Goldkind was interviewed by the National Association of Social Workers (NASW) for its new article “ChatGPT and Social Work: Be Excited, Curious, and Skeptical.”
From the article:
…“For social work, what’s happening with ChatGPT is both frightening and exciting,” says Lauri Goldkind, PhD, an associate professor at the Graduate School of Social Service at Fordham University and editor in chief of the Journal of Technology in Human Services Data Justice Collective. “Social workers need to engage with it with a critical lens. Be excited, curious — and skeptical.”

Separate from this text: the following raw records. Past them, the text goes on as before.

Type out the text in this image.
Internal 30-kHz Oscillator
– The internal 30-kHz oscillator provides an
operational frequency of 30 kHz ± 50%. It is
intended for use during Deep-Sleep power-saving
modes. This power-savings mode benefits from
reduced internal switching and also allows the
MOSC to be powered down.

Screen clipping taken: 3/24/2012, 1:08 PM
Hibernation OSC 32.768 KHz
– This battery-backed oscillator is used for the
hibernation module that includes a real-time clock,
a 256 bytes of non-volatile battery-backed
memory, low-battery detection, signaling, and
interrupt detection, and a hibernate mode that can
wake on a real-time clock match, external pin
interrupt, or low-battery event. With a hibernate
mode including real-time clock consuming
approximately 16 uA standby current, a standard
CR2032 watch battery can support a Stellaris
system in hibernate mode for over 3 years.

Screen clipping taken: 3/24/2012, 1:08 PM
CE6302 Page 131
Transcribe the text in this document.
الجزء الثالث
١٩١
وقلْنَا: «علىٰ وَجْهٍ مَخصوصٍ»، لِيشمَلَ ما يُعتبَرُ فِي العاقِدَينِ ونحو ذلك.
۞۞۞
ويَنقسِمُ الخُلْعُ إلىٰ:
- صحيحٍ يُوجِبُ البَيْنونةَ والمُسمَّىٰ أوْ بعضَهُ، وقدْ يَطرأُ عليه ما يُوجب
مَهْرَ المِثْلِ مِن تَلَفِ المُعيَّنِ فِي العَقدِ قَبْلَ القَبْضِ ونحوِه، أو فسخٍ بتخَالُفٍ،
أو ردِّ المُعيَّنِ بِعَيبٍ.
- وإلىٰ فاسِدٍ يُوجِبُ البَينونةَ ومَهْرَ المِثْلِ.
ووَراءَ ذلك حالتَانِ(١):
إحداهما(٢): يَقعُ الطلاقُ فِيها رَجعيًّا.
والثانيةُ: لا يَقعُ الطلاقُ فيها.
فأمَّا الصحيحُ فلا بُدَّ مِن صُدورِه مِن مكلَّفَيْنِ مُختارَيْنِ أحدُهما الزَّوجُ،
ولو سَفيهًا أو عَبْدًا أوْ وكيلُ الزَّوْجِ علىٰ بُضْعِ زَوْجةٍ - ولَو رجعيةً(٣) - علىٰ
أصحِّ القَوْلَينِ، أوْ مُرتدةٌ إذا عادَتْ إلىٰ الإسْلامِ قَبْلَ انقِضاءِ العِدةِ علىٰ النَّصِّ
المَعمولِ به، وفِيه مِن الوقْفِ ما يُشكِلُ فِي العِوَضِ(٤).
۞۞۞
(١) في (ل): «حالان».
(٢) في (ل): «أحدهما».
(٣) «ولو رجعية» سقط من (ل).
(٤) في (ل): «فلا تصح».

Goldkind, whose research interests include exploring ideas in human data interaction, data justice, nonprofit tech, small data and the intersections of human rights, suggests one of the best and easiest ways to quickly grasp what AI is capable of is to try out ChatGPT.
…Goldkind recommends that at this point in time what is most important is for social workers to try using ChatGPT, but look at it with a critical eye.
“This is something we need to interrogate and reconsider our interventions. It opens a window to explore new possibilities,” she says. “Examples of questions to ask ourselves are, ‘How many more clients could I see if I used it? How many other things could I do?’”
…Goldkind has co-authored AI-social work studies independently, as well as with Nissan. She agrees there are both pluses and minuses to AI and ChatGPT.
She urges social work practitioners to increase their digital literacy and consider the role of ChatGPT in their practice and explore how it can augment — or disrupt — their work.
One specific missive is for social work educators to become fully aware they need to confront the reality that ChatGPT can allow their students to bypass fundamental engagement with the prompts of learning that produce professional knowledge. Educators must also consider the ethical use of AI tools and alternative assessment strategies that allow for meaningful demonstrations of competency.